In a medium bowl, whisk together olive oil, apple cider vinegar, honey, low sodium Worcestershire sauce, and tomato paste until smooth.
Add garlic powder, smoked paprika, ground black pepper, and onion powder to the mixture and whisk until well combined.
Place chicken breasts in a shallow dish or resealable plastic bag. Pour half of the barbecue sauce over the chicken and ensure that all pieces are evenly coated. Reserve the other half of the sauce for grilling.
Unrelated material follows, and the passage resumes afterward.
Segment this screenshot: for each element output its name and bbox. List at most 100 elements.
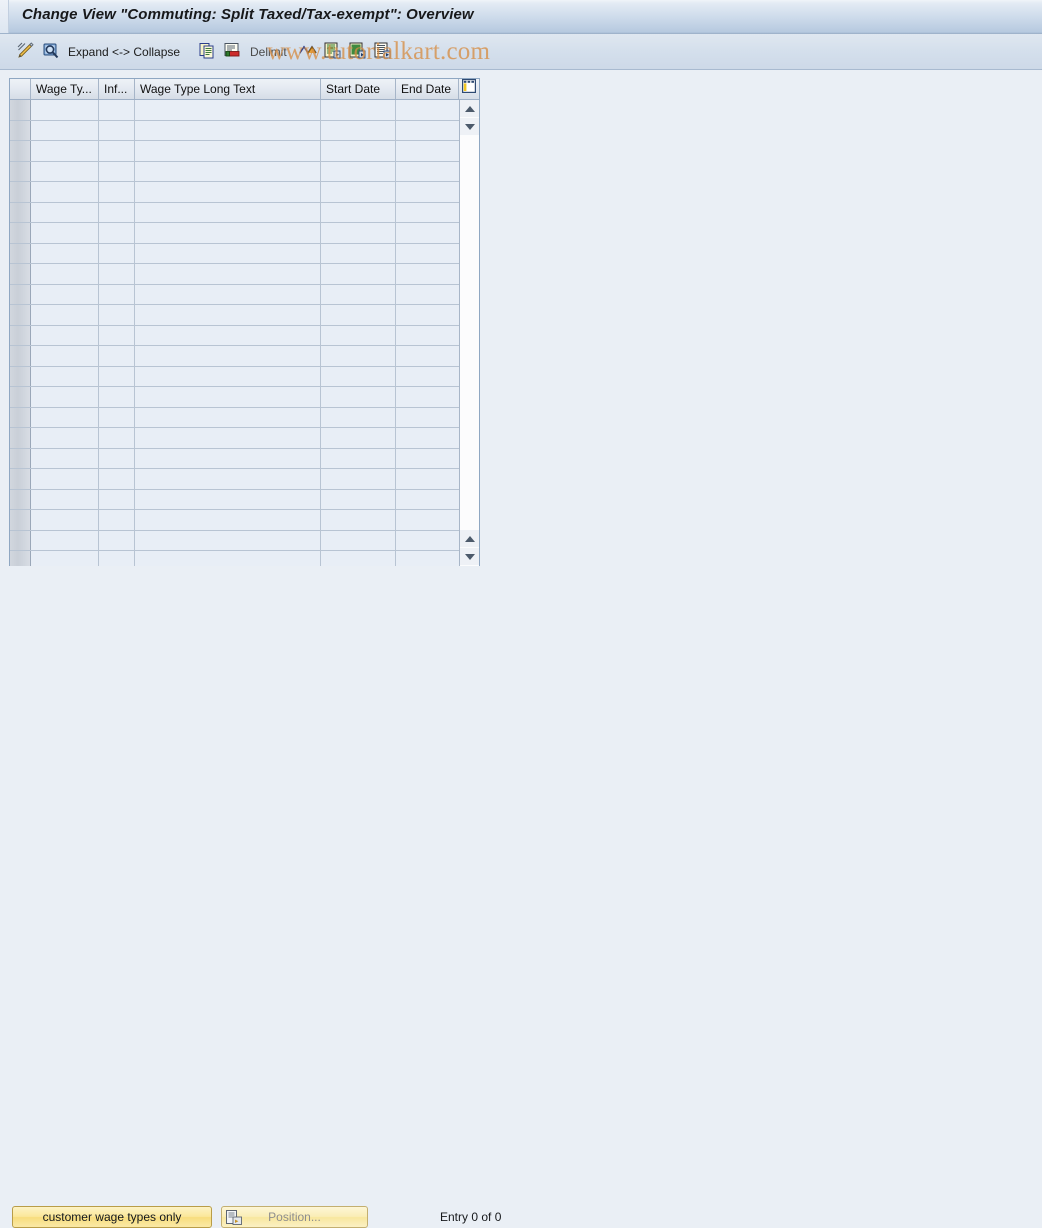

Cover the dish or seal the bag and marinate in the refrigerator for a minimum of 30 minutes, or up to 2 hours for more flavor.
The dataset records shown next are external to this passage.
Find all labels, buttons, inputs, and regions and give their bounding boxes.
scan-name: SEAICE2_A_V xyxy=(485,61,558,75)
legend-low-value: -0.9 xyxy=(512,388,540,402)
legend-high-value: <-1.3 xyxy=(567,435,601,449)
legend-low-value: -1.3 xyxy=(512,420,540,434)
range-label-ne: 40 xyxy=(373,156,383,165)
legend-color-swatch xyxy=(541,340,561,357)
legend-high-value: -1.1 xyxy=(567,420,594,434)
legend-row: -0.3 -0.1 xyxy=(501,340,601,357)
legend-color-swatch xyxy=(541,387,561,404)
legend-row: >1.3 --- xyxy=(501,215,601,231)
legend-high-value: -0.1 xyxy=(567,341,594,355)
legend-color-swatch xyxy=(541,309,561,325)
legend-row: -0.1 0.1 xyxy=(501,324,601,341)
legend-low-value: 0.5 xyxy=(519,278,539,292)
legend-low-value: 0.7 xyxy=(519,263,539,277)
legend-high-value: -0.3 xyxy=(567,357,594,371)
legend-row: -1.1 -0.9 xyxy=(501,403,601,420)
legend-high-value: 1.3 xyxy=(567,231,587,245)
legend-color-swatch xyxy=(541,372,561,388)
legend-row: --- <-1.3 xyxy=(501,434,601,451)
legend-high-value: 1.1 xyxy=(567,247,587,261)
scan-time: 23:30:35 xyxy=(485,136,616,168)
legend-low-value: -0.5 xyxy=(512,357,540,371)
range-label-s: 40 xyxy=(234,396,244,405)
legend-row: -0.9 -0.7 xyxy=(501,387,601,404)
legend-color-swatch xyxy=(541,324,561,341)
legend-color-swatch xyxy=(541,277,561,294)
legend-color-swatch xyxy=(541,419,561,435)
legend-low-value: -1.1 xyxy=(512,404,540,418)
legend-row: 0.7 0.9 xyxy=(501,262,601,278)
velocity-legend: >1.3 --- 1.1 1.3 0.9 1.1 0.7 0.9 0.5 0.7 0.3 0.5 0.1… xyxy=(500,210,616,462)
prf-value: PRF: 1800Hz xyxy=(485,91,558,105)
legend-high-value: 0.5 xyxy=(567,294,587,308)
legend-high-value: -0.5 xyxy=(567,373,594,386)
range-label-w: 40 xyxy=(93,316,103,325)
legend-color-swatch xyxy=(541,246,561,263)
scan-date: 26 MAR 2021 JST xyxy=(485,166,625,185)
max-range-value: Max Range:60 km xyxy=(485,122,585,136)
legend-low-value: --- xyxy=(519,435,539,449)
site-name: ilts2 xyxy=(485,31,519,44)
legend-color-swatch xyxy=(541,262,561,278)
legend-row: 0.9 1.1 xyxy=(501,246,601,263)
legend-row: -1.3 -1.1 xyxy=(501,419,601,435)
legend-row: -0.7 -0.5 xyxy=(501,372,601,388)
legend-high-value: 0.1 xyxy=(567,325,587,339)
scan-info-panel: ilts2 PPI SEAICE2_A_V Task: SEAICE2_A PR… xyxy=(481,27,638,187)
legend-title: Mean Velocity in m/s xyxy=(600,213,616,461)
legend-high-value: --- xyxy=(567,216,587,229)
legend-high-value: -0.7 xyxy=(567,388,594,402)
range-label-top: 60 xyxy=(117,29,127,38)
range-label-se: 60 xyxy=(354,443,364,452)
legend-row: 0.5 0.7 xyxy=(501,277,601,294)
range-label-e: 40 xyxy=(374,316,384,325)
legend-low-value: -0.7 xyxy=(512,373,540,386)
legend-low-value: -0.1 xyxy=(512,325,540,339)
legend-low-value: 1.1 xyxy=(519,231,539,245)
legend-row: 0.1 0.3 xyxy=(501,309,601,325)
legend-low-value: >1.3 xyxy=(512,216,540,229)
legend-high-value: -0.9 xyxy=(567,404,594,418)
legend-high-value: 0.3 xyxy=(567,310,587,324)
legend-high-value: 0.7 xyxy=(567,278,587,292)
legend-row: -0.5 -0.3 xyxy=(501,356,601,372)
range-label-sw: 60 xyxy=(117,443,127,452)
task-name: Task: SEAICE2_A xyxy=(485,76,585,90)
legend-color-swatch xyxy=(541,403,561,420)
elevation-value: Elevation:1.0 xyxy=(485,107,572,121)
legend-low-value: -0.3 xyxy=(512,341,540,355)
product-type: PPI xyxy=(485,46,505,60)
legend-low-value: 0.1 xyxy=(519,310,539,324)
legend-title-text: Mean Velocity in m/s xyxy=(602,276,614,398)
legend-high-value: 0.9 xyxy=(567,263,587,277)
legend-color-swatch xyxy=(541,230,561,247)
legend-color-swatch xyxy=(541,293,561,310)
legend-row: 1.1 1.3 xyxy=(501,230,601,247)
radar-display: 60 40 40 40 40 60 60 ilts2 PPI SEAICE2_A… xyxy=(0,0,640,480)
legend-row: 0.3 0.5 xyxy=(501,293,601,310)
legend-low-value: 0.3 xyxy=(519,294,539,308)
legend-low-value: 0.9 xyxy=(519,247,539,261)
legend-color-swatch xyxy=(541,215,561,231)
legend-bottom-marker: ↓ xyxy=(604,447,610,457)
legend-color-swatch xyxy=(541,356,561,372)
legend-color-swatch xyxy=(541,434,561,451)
Preheat your grill to medium-high heat (about 400°F). Lightly oil the grill grates to prevent sticking.
Remove the chicken from the marinade and place it on the grill. Discard any leftover marinade from the dish or bag.
Cook the chicken for about 6-7 minutes on each side, or until the internal temperature reaches 165°F.
During the last few minutes of cooking, brush the chicken pieces with the remaining barbecue sauce, turning occasionally to avoid burning.
Remove the chicken from the grill and let it rest for a few minutes before serving to allow the juices to redistribute.
Serve the barbecue chicken with your favorite sides, such as grilled vegetables or a green salad, and enjoy your meal!
Calories |
3701 | ||
|---|---|---|---|
% Daily Value* |
|||
| Total Fat | 95.1 g | 122% | |
| Saturated Fat | 22.6 g | 113% | |
| Polyunsaturated Fat | 2.7 g | ||
| Cholesterol | 1542 mg | 514% | |
| Sodium | 1485 mg | 65% | |
| Total Carbohydrate | 111.3 g | 40% | |
| Dietary Fiber | 12.4 g | 44% | |
| Total Sugars | 86.3 g | ||
| Protein | 574.7 g | 1149% | |
| Vitamin D | 0.5 mcg | 2% | |
| Calcium | 329 mg | 25% | |
| Iron | 24.3 mg | 135% | |
| Potassium | 6886 mg | 147% | |
*The % Daily Value tells you how much a nutrient in a serving of food contributes to a daily diet. 2,000 calories a day is used for general nutrition advice.